When she graduates there will be a much smaller party, probably at Aunt Kay's restaurant, and of course she is bound for educational halls far less grand or traditional, but she has plans to go farther than she suspects Buddy goes even in his dreams. She will be a journalist. She will begin on the campus newspaper, and then will see where that takes her. One rung at a time, that's the way to do it. There are plenty of rungs on the ladder. She has talent to go along with her looks and unshowy self-confidence. She doesn't know how much, but she will find out. And there's luck. That, too. She knows enough not to count on it, but also enough to know it tends to come down on the side of the young.

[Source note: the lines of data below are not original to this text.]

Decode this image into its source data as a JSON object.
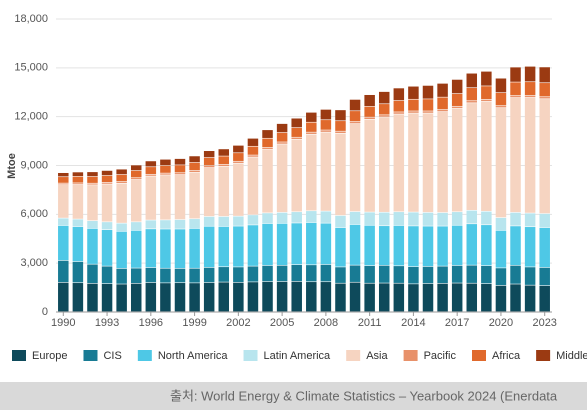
{
  "chart_data": {
    "type": "stacked_bar",
    "y_label": "Mtoe",
    "source": "출처: World Energy & Climate Statistics – Yearbook 2024 (Enerdata",
    "categories": [
      "1990",
      null,
      null,
      "1993",
      null,
      null,
      "1996",
      null,
      null,
      "1999",
      null,
      null,
      "2002",
      null,
      null,
      "2005",
      null,
      null,
      "2008",
      null,
      null,
      "2011",
      null,
      null,
      "2014",
      null,
      null,
      "2017",
      null,
      null,
      "2020",
      null,
      null,
      "2023"
    ],
    "ylim": [
      0,
      18000
    ],
    "yticks": [
      0,
      {
        "value": 3000,
        "label": "3,000"
      },
      {
        "value": 6000,
        "label": "6,000"
      },
      {
        "value": 9000,
        "label": "9,000"
      },
      {
        "value": 12000,
        "label": "12,000"
      },
      {
        "value": 15000,
        "label": "15,000"
      },
      {
        "value": 18000,
        "label": "18,000"
      }
    ],
    "grid": true,
    "legend": "bottom",
    "series": [
      {
        "name": "Europe",
        "color": "#0e4a5b",
        "values": [
          1800,
          1780,
          1740,
          1720,
          1700,
          1740,
          1790,
          1770,
          1780,
          1770,
          1790,
          1820,
          1800,
          1830,
          1850,
          1850,
          1860,
          1840,
          1840,
          1750,
          1810,
          1750,
          1760,
          1750,
          1710,
          1730,
          1740,
          1760,
          1750,
          1720,
          1610,
          1700,
          1630,
          1600
        ]
      },
      {
        "name": "CIS",
        "color": "#187b94",
        "values": [
          1350,
          1300,
          1180,
          1080,
          960,
          940,
          920,
          900,
          880,
          900,
          930,
          940,
          950,
          970,
          990,
          1000,
          1030,
          1040,
          1060,
          1000,
          1050,
          1080,
          1090,
          1070,
          1060,
          1050,
          1060,
          1080,
          1110,
          1110,
          1080,
          1150,
          1120,
          1120
        ]
      },
      {
        "name": "North America",
        "color": "#4ec8e6",
        "values": [
          2150,
          2150,
          2200,
          2240,
          2280,
          2320,
          2380,
          2410,
          2420,
          2450,
          2530,
          2480,
          2510,
          2530,
          2580,
          2580,
          2560,
          2600,
          2540,
          2420,
          2500,
          2480,
          2430,
          2480,
          2500,
          2480,
          2460,
          2470,
          2540,
          2510,
          2310,
          2420,
          2470,
          2450
        ]
      },
      {
        "name": "Latin America",
        "color": "#b8e5ee",
        "values": [
          450,
          460,
          470,
          480,
          500,
          520,
          540,
          560,
          580,
          590,
          600,
          610,
          610,
          620,
          650,
          670,
          690,
          720,
          740,
          740,
          790,
          810,
          830,
          840,
          850,
          840,
          830,
          830,
          830,
          830,
          780,
          830,
          840,
          860
        ]
      },
      {
        "name": "Asia",
        "color": "#f6d4c1",
        "values": [
          2050,
          2120,
          2200,
          2320,
          2450,
          2600,
          2700,
          2760,
          2760,
          2850,
          3000,
          3080,
          3250,
          3550,
          3900,
          4200,
          4450,
          4700,
          4850,
          5050,
          5400,
          5700,
          5850,
          6000,
          6080,
          6100,
          6200,
          6350,
          6600,
          6750,
          6750,
          7050,
          7100,
          7050
        ]
      },
      {
        "name": "Pacific",
        "color": "#e8916a",
        "values": [
          100,
          102,
          104,
          106,
          108,
          110,
          112,
          114,
          116,
          118,
          120,
          121,
          122,
          123,
          125,
          127,
          128,
          130,
          131,
          130,
          132,
          132,
          133,
          132,
          131,
          131,
          130,
          130,
          130,
          129,
          125,
          127,
          126,
          125
        ]
      },
      {
        "name": "Africa",
        "color": "#e0692c",
        "values": [
          390,
          400,
          410,
          420,
          430,
          440,
          460,
          470,
          480,
          490,
          500,
          510,
          520,
          540,
          560,
          580,
          590,
          610,
          630,
          640,
          660,
          660,
          680,
          700,
          720,
          740,
          760,
          780,
          800,
          820,
          800,
          830,
          840,
          860
        ]
      },
      {
        "name": "Middle-East",
        "color": "#9b3a12",
        "values": [
          250,
          270,
          290,
          310,
          330,
          340,
          360,
          380,
          390,
          400,
          420,
          440,
          460,
          490,
          520,
          550,
          580,
          610,
          640,
          670,
          700,
          720,
          750,
          770,
          800,
          830,
          850,
          870,
          890,
          900,
          890,
          920,
          950,
          970
        ]
      }
    ]
  }
}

She reaches the stone-flagged patio and looks down the rolling acre of lawn to the double tennis court. It all looks very big and very rich, very special, but she is wise enough to know she is only eighteen. There may come a time when it all looks quite ordinary to her, even in the eye of her memory. Quite small. It is this sense of perspective before the fact that makes it all right for her to be Janice-Something- Unpronounceable, and a townie, and Bruce's friend for now. Buddy, with his narrow head and fragile ability to make her laugh at unexpected times. He has never made her feel small, probably knows she'd leave him the first time he ever tried.

She can go directly through the house to the pool and the changing rooms on the far side, but first she turns slightly to her left to once again look at the city across all those miles of blue afternoon distance. She has time to think, It could be my city someday, I could call it home, before an enormous spark lights up there, as if some God deep in the machinery had suddenly flicked His Bic.

She winces from the brilliance, which is at first like a thick, isolated stroke of lightning. And then the entire southern sky lights up a soundless lurid red. Formless bloodglare obliterates the buildings. Then for a moment they are there again, but ghostlike, as if seen through an interposing lens. A second or a tenth of a second after that they are gone forever, and the red begins to take on the shape of a thousand newsreels, climbing and boiling.

It is silent, silent.

Bruce's mother comes out on the patio and stands next to her, shading her eyes. She is wearing a new blue dress. A tea-dress. Her shoulder brushes Janice's and they look south at the crimson mushroom climbing, eating up the blue. Smoke is rising from around the edges-dark purple in the sunshine-and then being pulled back in. The red of the fireball is too intense to look at, it will blind her, but Janice cannot look away. Water is gushing down her cheeks in broad warm streams, but she cannot look away.